Say Cody Campbell dumps money on Texas Tech every year for the next 10 years, but they never make it past the CFP semi's. Why keep doing it for another 10, 20 years?


The problem is that if money can buy you a championship at a place like Indiana, then it can happen literally anywhere.

Money was only part of Indiana winning the National Championship. I'm sure any team could afford the Hoosier player who blocked the critical punt against the Hurricanes.
 

I wonder if we get to a breaking point with these donors where they no longer want to give out the big bucks anymore because they aren't getting the return they want (there's only one champion each year). Like it's the new and exciting thing to do right now, buy a big time roster.

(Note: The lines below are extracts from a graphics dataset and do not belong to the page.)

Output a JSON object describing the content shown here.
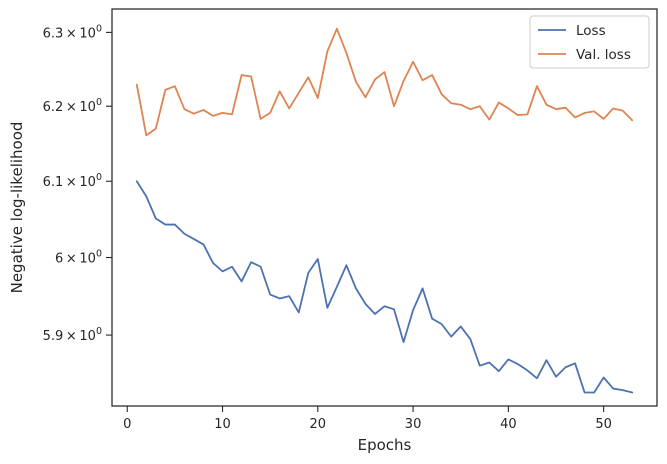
{
  "chart_data": {
    "type": "line",
    "title": "",
    "xlabel": "Epochs",
    "ylabel": "Negative log-likelihood",
    "y_scale": "log",
    "xlim": [
      -1.6,
      55.6
    ],
    "ylim": [
      5.81,
      6.332
    ],
    "grid": false,
    "legend_position": "top-right",
    "x_ticks": [
      0,
      10,
      20,
      30,
      40,
      50
    ],
    "x_tick_labels": [
      "0",
      "10",
      "20",
      "30",
      "40",
      "50"
    ],
    "y_ticks": [
      5.9,
      6.0,
      6.1,
      6.2,
      6.3
    ],
    "y_tick_labels": [
      {
        "mantissa": "5.9",
        "times": "×",
        "base": "10",
        "exp": "0"
      },
      {
        "mantissa": "6",
        "times": "×",
        "base": "10",
        "exp": "0"
      },
      {
        "mantissa": "6.1",
        "times": "×",
        "base": "10",
        "exp": "0"
      },
      {
        "mantissa": "6.2",
        "times": "×",
        "base": "10",
        "exp": "0"
      },
      {
        "mantissa": "6.3",
        "times": "×",
        "base": "10",
        "exp": "0"
      }
    ],
    "x": [
      1,
      2,
      3,
      4,
      5,
      6,
      7,
      8,
      9,
      10,
      11,
      12,
      13,
      14,
      15,
      16,
      17,
      18,
      19,
      20,
      21,
      22,
      23,
      24,
      25,
      26,
      27,
      28,
      29,
      30,
      31,
      32,
      33,
      34,
      35,
      36,
      37,
      38,
      39,
      40,
      41,
      42,
      43,
      44,
      45,
      46,
      47,
      48,
      49,
      50,
      51,
      52,
      53
    ],
    "series": [
      {
        "name": "Loss",
        "color": "#4c72b0",
        "values": [
          6.1,
          6.08,
          6.051,
          6.043,
          6.043,
          6.031,
          6.024,
          6.017,
          5.993,
          5.982,
          5.988,
          5.969,
          5.994,
          5.988,
          5.952,
          5.947,
          5.95,
          5.929,
          5.98,
          5.998,
          5.935,
          5.962,
          5.99,
          5.96,
          5.94,
          5.927,
          5.937,
          5.933,
          5.891,
          5.932,
          5.96,
          5.921,
          5.914,
          5.898,
          5.911,
          5.895,
          5.861,
          5.865,
          5.854,
          5.869,
          5.863,
          5.855,
          5.845,
          5.868,
          5.847,
          5.859,
          5.864,
          5.827,
          5.827,
          5.846,
          5.832,
          5.83,
          5.827
        ]
      },
      {
        "name": "Val. loss",
        "color": "#dd8452",
        "values": [
          6.229,
          6.161,
          6.17,
          6.222,
          6.227,
          6.196,
          6.19,
          6.195,
          6.187,
          6.191,
          6.189,
          6.242,
          6.24,
          6.183,
          6.191,
          6.22,
          6.197,
          6.218,
          6.239,
          6.211,
          6.274,
          6.305,
          6.272,
          6.233,
          6.212,
          6.236,
          6.246,
          6.2,
          6.234,
          6.26,
          6.235,
          6.242,
          6.216,
          6.204,
          6.202,
          6.196,
          6.2,
          6.182,
          6.205,
          6.197,
          6.188,
          6.189,
          6.227,
          6.202,
          6.196,
          6.198,
          6.185,
          6.191,
          6.193,
          6.183,
          6.197,
          6.194,
          6.181
        ]
      }
    ]
  }
}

But over time that excitement wears off.
Yeah, people eventually stopped buying pet rocks for the same reason.
 

According to ChatGPT (I have not verified further), the NFL distributes over $400M to each team per year from sharing revenues over: national TV/media deals, league-wide sponsorships, NFL licensing/merchandise deals, NFL Network revenues, post-season revenues, and international games.

That pays the entire team salary before an owner would even need to look at ticket sales.

I see no reason why college should not be the same, at least in the Big Ten.
Exactly, agree. So the fans that get the streaming services, buy sports packages, or get the cable packages, or buy the merch end up paying?